Before we get into details, I would like to show you two queries (Teradata 14.10):
SELECT * FROM TheTable WHERE SUBSTR(TheCol,1,1) IN (‘1′,’2’);
SELECT * FROM TheTable WHERE SUBSTR(TheCol,1,1) BETWEEN ‘1’ AND ‘2’;
CREATE TABLE TheTable
(
PK INTEGER NOT NULL,
TheCol CHAR(10)
) PRIMARY INDEX (PK);
COLLECT STATISTICS COLUMN (PK) ON TheTable;
COLLECT STATISTICS COLUMN (TheCol) ON TheTable;
In our test scenario, the table “TheTable” contains 200,000 rows. We collected statistics on all columns (indexed and non-indexed).
Without a doubt, both queries deliver the same result. Which query would you prefer from a performance point of view? The answer is not immediately apparent.
We have to ask ourselves the following questions: Can the Optimizer use statistics on column “TheCol”?
Let’s analyze the execution plan of the first query:
SELECT * FROM TheTable WHERE SUBSTR(TheCol,1,1)Â BETWEEN ‘1’ AND ‘2’;
3) We do an all-AMPs RETRIEVE step from Indexing.Test2 by way of an all-rows scan with a condition of (“((SUBSTR(TheTable.TheCol,1 ,1 ))<= ‘2’) AND ((SUBSTR(TheTable.TheCol, ,1 ,1 ))>= ‘1’)”) into Spool 1 (group_amps), which is built locally on the AMPs.
The input table will not be cached in memory but is eligible for synchronized scanning.
The size of Spool 1 is estimated with no confidence to be 40,000 rows (1,440,000 bytes).
The Optimizer estimates the size of the result set to be 40,000 rows.
The alert reader will have recognized that this is exactly 20% of the table rows. Furthermore, the estimation is with “no confidence“. These two facts are enough to know that the Optimizer was using heuristics to estimate the number of rows:
It was not able to use the collected statistics.
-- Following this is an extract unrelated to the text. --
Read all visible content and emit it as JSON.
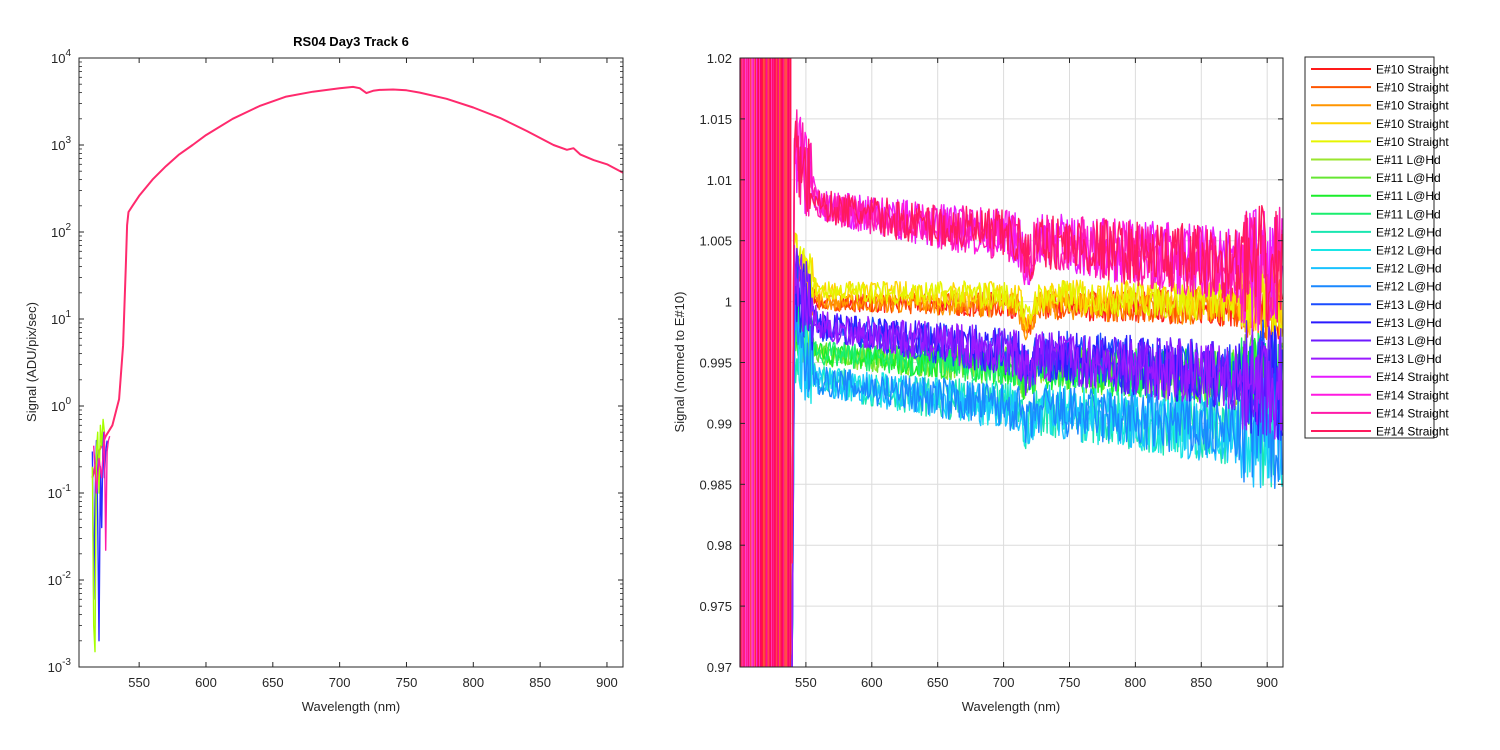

The 20% estimation is the heuristic used for estimating closed ranges.
Let us return now to our second query (statistics and everything else stays unchanged):
SELECT * FROM TheTable WHERE SUBSTR(TheCol,1,1) IN (‘1′,’2’);
3) We do an all-AMPs RETRIEVE step from Indexing.Test2 by way of an all-rows scan with a condition of (“((SUBSTR(TheTable.TheCol ,1 ,1 ))= ‘1’) OR ((SUBSTR(TheTable.TheCol ,1 ,1 ))= ‘2’)”) into Spool 1 (group_amps), which is built locally on the AMPs.
The input table will not be cached in memory but is eligible for synchronized scanning. The result spool file will not be
cached in memory. The size of Spool 1 is estimated with low confidence to be 120,493 rows (4,337,748 bytes).
The explain plan reveals that the Optimizer uses the statistics in column “TheCol”. The estimation is of type “low confidence”, and the estimated number of rows is close to reality (you have to believe me, the selected number of rows is about 122,000).
Conclusion:
If you query closed ranges with a few values, better use the IN(val1,…,valn) variant. This allows the Optimizer to use the statistics.
Finally, I would like to show you another possibility you have with Teradata 14.10:
Teradata Tuning with Expression Statistics
COLLECT STATS COLUMN SUBSTR(TheCol,1,1) AS CHAR1 ON TheTable;
SELECT * FROM TheTable WHERE SUBSTR(TheCol,1,1) IN (‘1′,’2’);
SELECT * FROM TheTable WHERE SUBSTR(TheCol,1,1) BETWEEN ‘1’ AND ‘2’;
If statistics are available on the expression, the Optimizer can use them for both queries with “high confidence”.
Still, use expression statistics sparingly. They are only helpful for specific queries, while column statistics have a much more extensive application (our test scenario can avoid expression statistics and be solved with column statistics and the IN list syntax).
Summary:
We learn SQL in a different environment and from various educational sources. We often use certain statements only because we are used to them. I hope this article demonstrated that sometimes it’s paying off to take a look over the fence.
“The Optimizer estimates the size of the result set to be 40,000 rows.
The alert reader will have recognized that this is exactly 20% of the table rows. ”
You said that the table has only 100000 rows, so how come it’s 20%?
On what basis you are saying that the second execution plan is using statistics on ‘TheCol’? Both the execution plan are almost the same.
I just saw that this was wrong. The table contains 200,00 rows. I fixed the article. Thanks.
Regarding the first and second execution plan: As the Optimizer estimates a fixed value of 20%, the confidence level is “no confidence”. The second plan is estimated with “low confidence” which is a hint that the statistics are used.